A. A. E. Disdéri and the Carte de Visite Portrait Photograph
Type
In 1854 the young aspiring photographer A. A. E. Disdéri patented the carte de viste, a relatively inexpensive photograph the size of a traditional calling card. This invention marked the beginning of popular photography, the first step in the transformation of the medium from a unique recording of the world on a daguerrian plate into a commonplace, disposable item taken for granted by its urban clientele.
In this carefully documented book, Elizabeth Anne McCauley traces Disdéri’s successes and failures, using his career as the framework against which to describe the history and significance of his most successful product. The carte becomes a unique means for McCauley to examine the social and cultural life of the mid-19th-century French middle class—their morals and manners, fashions and obsessions. McCauley finds that the cartes became a great equalizer, allowing bourgeois Parisians to examine and, in effect, bring into their living rooms the famous politicians, actors, dance-hall girls, and writers in the photographs.

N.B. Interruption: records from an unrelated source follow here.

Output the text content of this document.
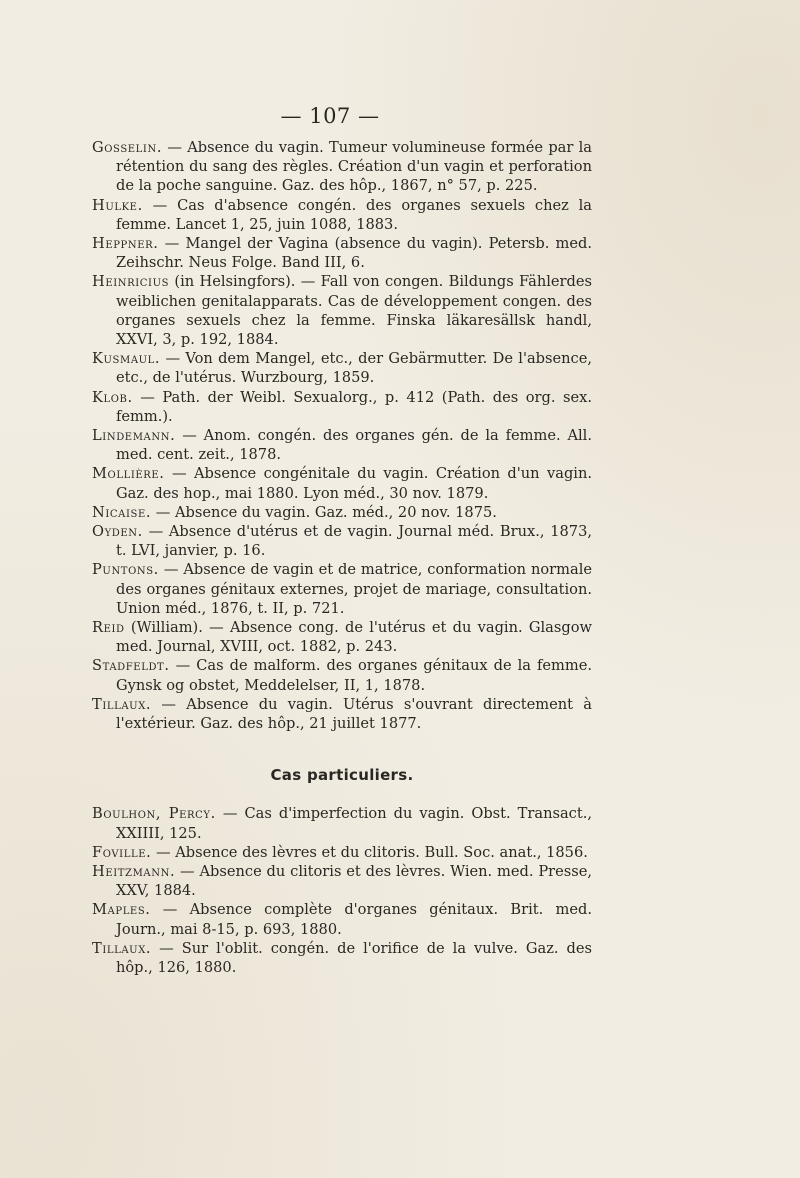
— 107 —
Gosselin. — Absence du vagin. Tumeur volumineuse formée par la rétention du sang des règles. Création d'un vagin et perforation de la poche sanguine. Gaz. des hôp., 1867, n° 57, p. 225.
Hulke. — Cas d'absence congén. des organes sexuels chez la femme. Lancet 1, 25, juin 1088, 1883.
Heppner. — Mangel der Vagina (absence du vagin). Petersb. med. Zeihschr. Neus Folge. Band III, 6.
Heinricius (in Helsingfors). — Fall von congen. Bildungs Fählerdes weiblichen genitalapparats. Cas de développement congen. des organes sexuels chez la femme. Finska läkaresällsk handl, XXVI, 3, p. 192, 1884.
Kusmaul. — Von dem Mangel, etc., der Gebärmutter. De l'absence, etc., de l'utérus. Wurzbourg, 1859.
Klob. — Path. der Weibl. Sexualorg., p. 412 (Path. des org. sex. femm.).
Lindemann. — Anom. congén. des organes gén. de la femme. All. med. cent. zeit., 1878.
Mollière. — Absence congénitale du vagin. Création d'un vagin. Gaz. des hop., mai 1880. Lyon méd., 30 nov. 1879.
Nicaise. — Absence du vagin. Gaz. méd., 20 nov. 1875.
Oyden. — Absence d'utérus et de vagin. Journal méd. Brux., 1873, t. LVI, janvier, p. 16.
Puntons. — Absence de vagin et de matrice, conformation normale des organes génitaux externes, projet de mariage, consultation. Union méd., 1876, t. II, p. 721.
Reid (William). — Absence cong. de l'utérus et du vagin. Glasgow med. Journal, XVIII, oct. 1882, p. 243.
Stadfeldt. — Cas de malform. des organes génitaux de la femme. Gynsk og obstet, Meddelelser, II, 1, 1878.
Tillaux. — Absence du vagin. Utérus s'ouvrant directement à l'extérieur. Gaz. des hôp., 21 juillet 1877.
Cas particuliers.
Boulhon, Percy. — Cas d'imperfection du vagin. Obst. Transact., XXIIII, 125.
Foville. — Absence des lèvres et du clitoris. Bull. Soc. anat., 1856.
Heitzmann. — Absence du clitoris et des lèvres. Wien. med. Presse, XXV, 1884.
Maples. — Absence complète d'organes génitaux. Brit. med. Journ., mai 8-15, p. 693, 1880.
Tillaux. — Sur l'oblit. congén. de l'orifice de la vulve. Gaz. des hôp., 126, 1880.
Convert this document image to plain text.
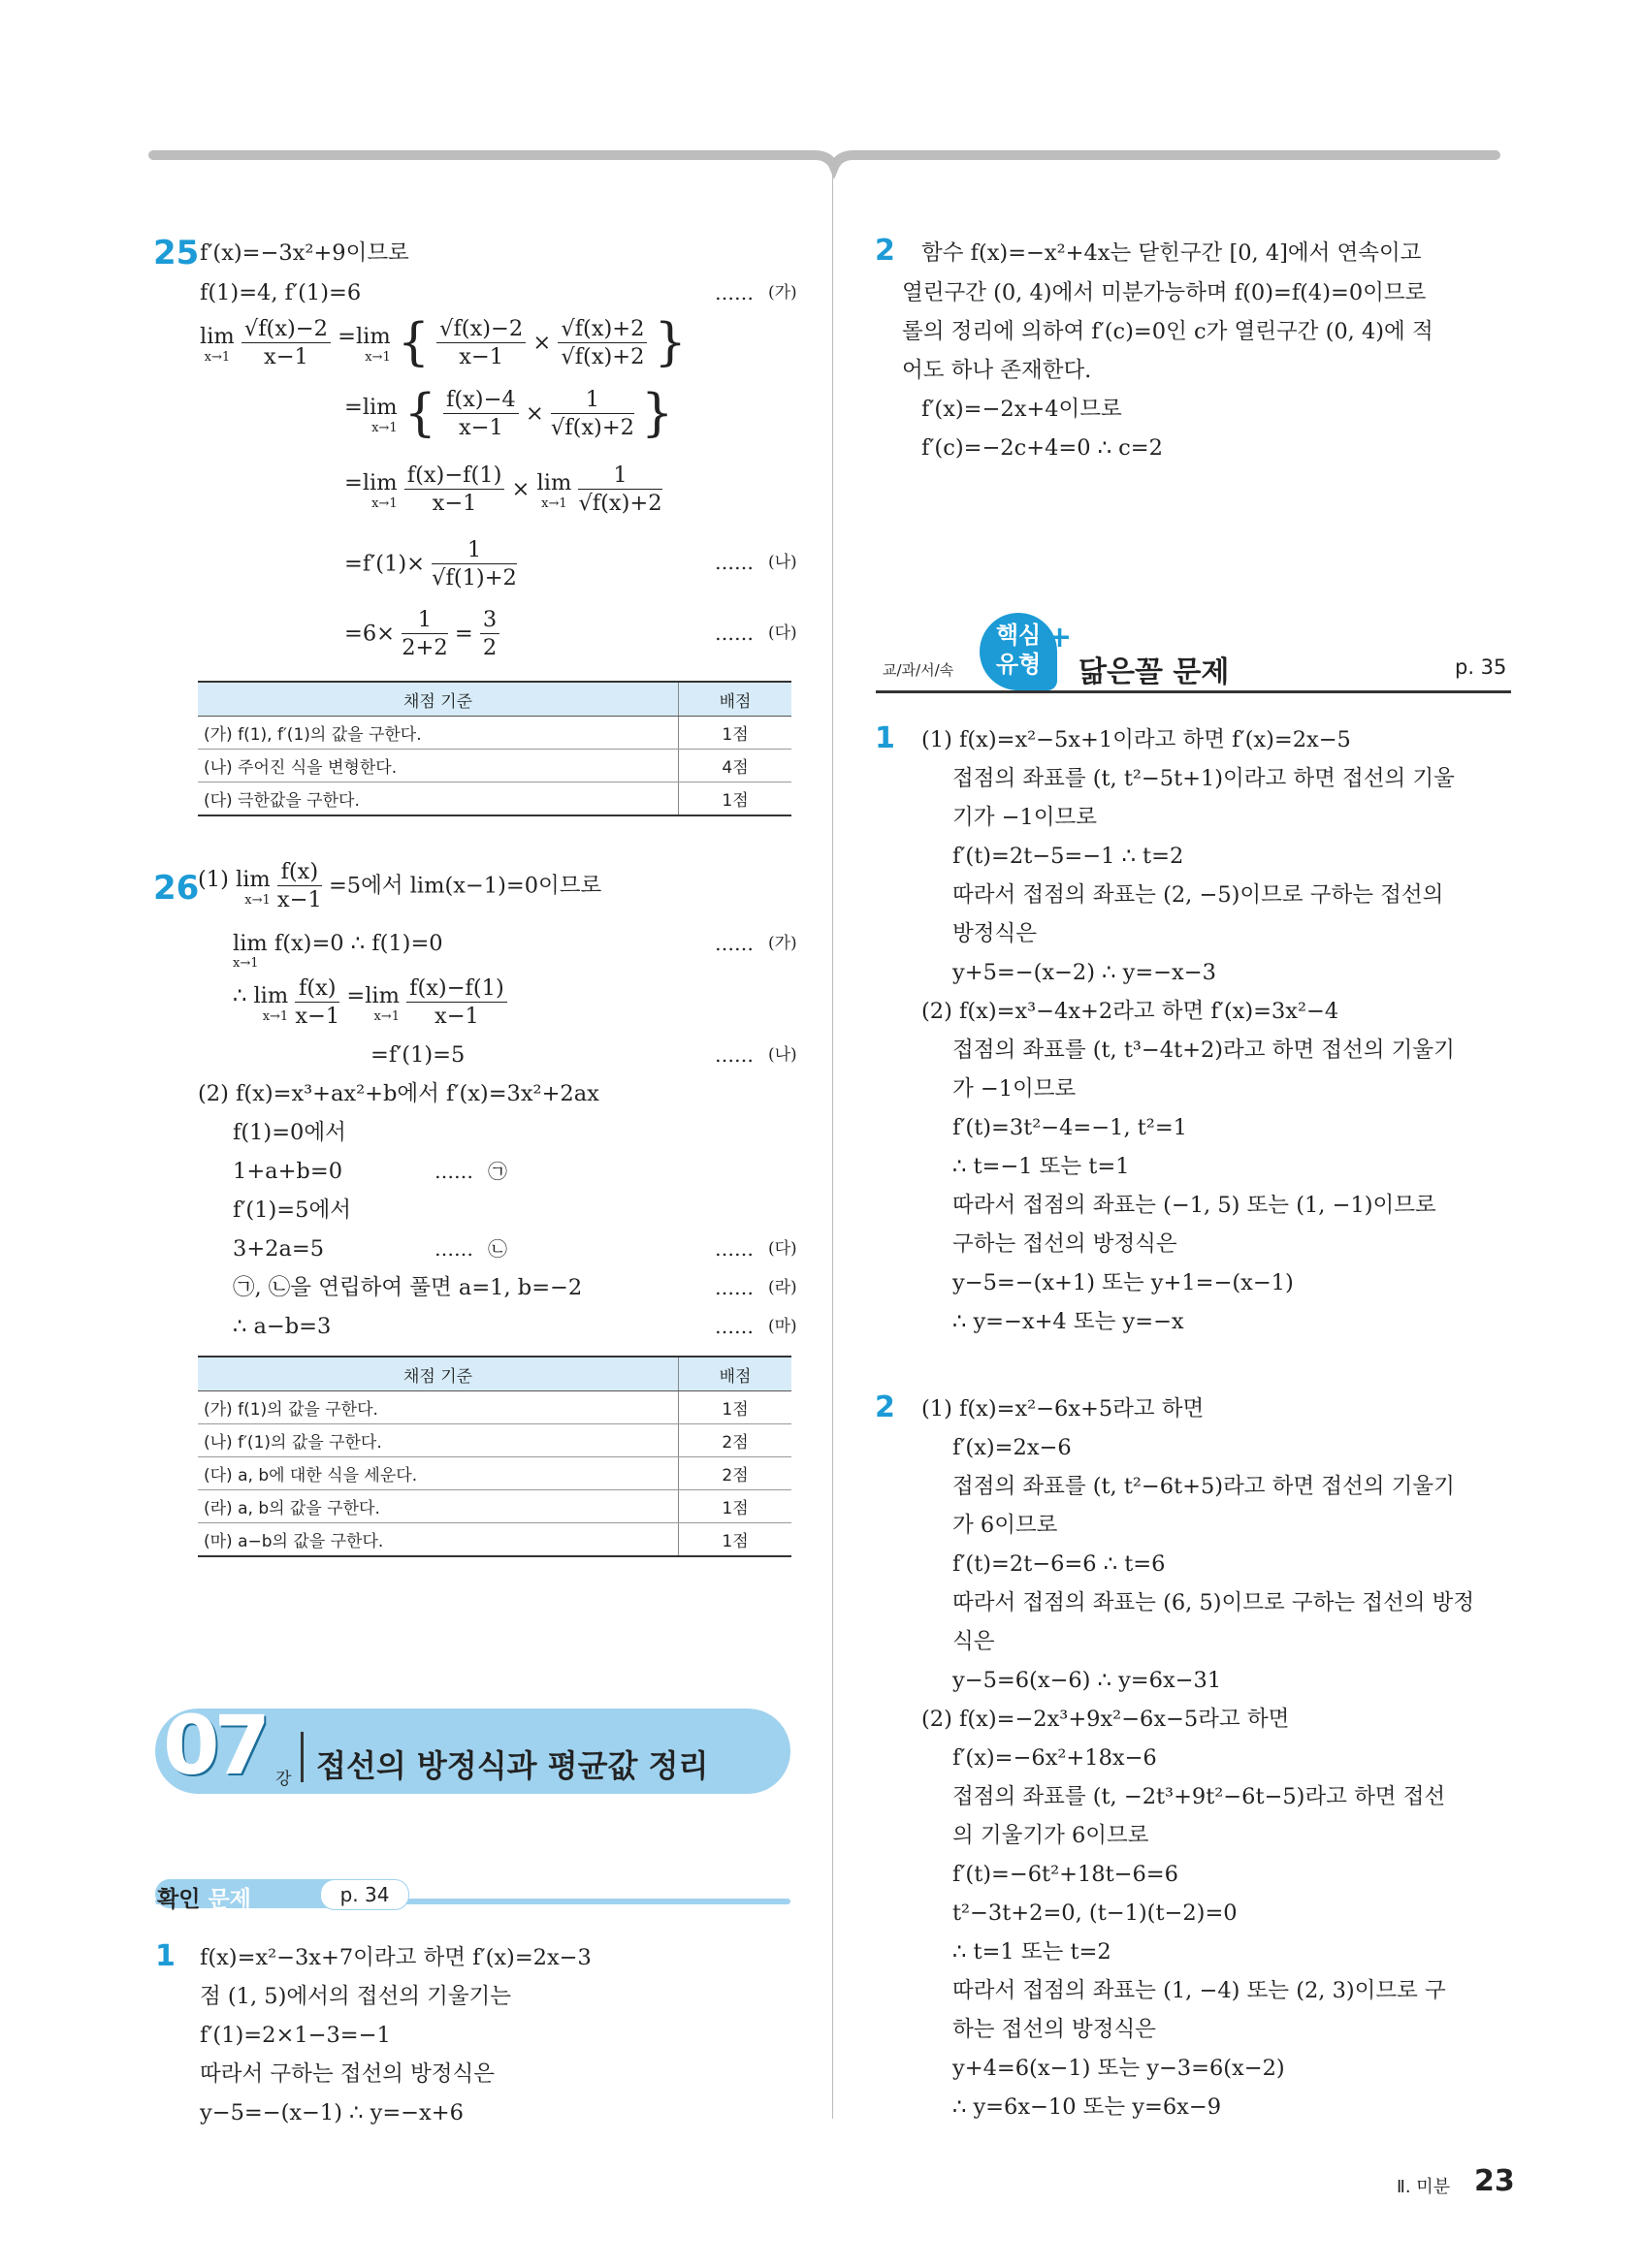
25 f′(x)=−3x²+9이므로
f(1)=4, f′(1)=6	…… (가)
lim

x→1
$\frac{√f(x)-2}{x-1} =\lim$

x→1 { $\frac{√f(x)-2}{x-1} \times \frac{√f(x)+2}{√f(x)+2}$ }
=lim

x→1 { $\frac{f(x)-4}{x-1} \times \frac{1}{√f(x)+2}$ }
=lim

x→1
$\frac{f(x)-f(1)}{x-1} \times \lim$

x→1
$\frac{1}{√f(x)+2}$
$=f'(1)\times \frac{1}{√f(1)+2}$	…… (나)
$=6\times \frac{1}{2+2} = \frac{3}{2}$	…… (다)
채점 기준	배점
(가) f(1), f′(1)의 값을 구한다.	1점
(나) 주어진 식을 변형한다.	4점
(다) 극한값을 구한다.	1점
26
(1) lim

x→1
$\frac{f(x)}{x-1} =5$에서 lim(x−1)=0이므로
lim f(x)=0 ∴ f(1)=0
x→1
…… (가)
∴ lim

x→1
$\frac{f(x)}{x-1} =\lim$

x→1
$\frac{f(x)-f(1)}{x-1}$
=f′(1)=5	…… (나)
(2) f(x)=x³+ax²+b에서 f′(x)=3x²+2ax
f(1)=0에서
1+a+b=0	…… ㉠
f′(1)=5에서
3+2a=5	…… ㉡	…… (다)
㉠, ㉡을 연립하여 풀면 a=1, b=−2	…… (라)
∴ a−b=3	…… (마)
채점 기준	배점
(가) f(1)의 값을 구한다.	1점
(나) f′(1)의 값을 구한다.	2점
(다) a, b에 대한 식을 세운다.	2점
(라) a, b의 값을 구한다.	1점
(마) a−b의 값을 구한다.	1점
07 강 접선의 방정식과 평균값 정리
확인 문제	p. 34
1 f(x)=x²−3x+7이라고 하면 f′(x)=2x−3
점 (1, 5)에서의 접선의 기울기는
f′(1)=2×1−3=−1
따라서 구하는 접선의 방정식은
y−5=−(x−1) ∴ y=−x+6
2 함수 f(x)=−x²+4x는 닫힌구간 [0, 4]에서 연속이고
열린구간 (0, 4)에서 미분가능하며 f(0)=f(4)=0이므로
롤의 정리에 의하여 f′(c)=0인 c가 열린구간 (0, 4)에 적
어도 하나 존재한다.
f′(x)=−2x+4이므로
f′(c)=−2c+4=0 ∴ c=2
교/과/서/속
핵심
유형
+
닮은꼴 문제	p. 35
1 (1) f(x)=x²−5x+1이라고 하면 f′(x)=2x−5
접점의 좌표를 (t, t²−5t+1)이라고 하면 접선의 기울
기가 −1이므로
f′(t)=2t−5=−1 ∴ t=2
따라서 접점의 좌표는 (2, −5)이므로 구하는 접선의
방정식은
y+5=−(x−2) ∴ y=−x−3
(2) f(x)=x³−4x+2라고 하면 f′(x)=3x²−4
접점의 좌표를 (t, t³−4t+2)라고 하면 접선의 기울기
가 −1이므로
f′(t)=3t²−4=−1, t²=1
∴ t=−1 또는 t=1
따라서 접점의 좌표는 (−1, 5) 또는 (1, −1)이므로
구하는 접선의 방정식은
y−5=−(x+1) 또는 y+1=−(x−1)
∴ y=−x+4 또는 y=−x
2 (1) f(x)=x²−6x+5라고 하면
f′(x)=2x−6
접점의 좌표를 (t, t²−6t+5)라고 하면 접선의 기울기
가 6이므로
f′(t)=2t−6=6 ∴ t=6
따라서 접점의 좌표는 (6, 5)이므로 구하는 접선의 방정
식은
y−5=6(x−6) ∴ y=6x−31
(2) f(x)=−2x³+9x²−6x−5라고 하면
f′(x)=−6x²+18x−6
접점의 좌표를 (t, −2t³+9t²−6t−5)라고 하면 접선
의 기울기가 6이므로
f′(t)=−6t²+18t−6=6
t²−3t+2=0, (t−1)(t−2)=0
∴ t=1 또는 t=2
따라서 접점의 좌표는 (1, −4) 또는 (2, 3)이므로 구
하는 접선의 방정식은
y+4=6(x−1) 또는 y−3=6(x−2)
∴ y=6x−10 또는 y=6x−9
Ⅱ. 미분 23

The carte also gave the bourgeoisie the opportunity to dress in their Sunday best and record their own lineage, just as the well‑to-do had done for centuries in painted portraits.
McCauley shows that the proliferation of the carte had a marked effect not only on society but also on portrait painting, especially on the styles and compositions of young artists such as Manet, Degas, Monet, and Renoir. Her multifaceted study thus provides a new perspective on art history, French culture, and photography.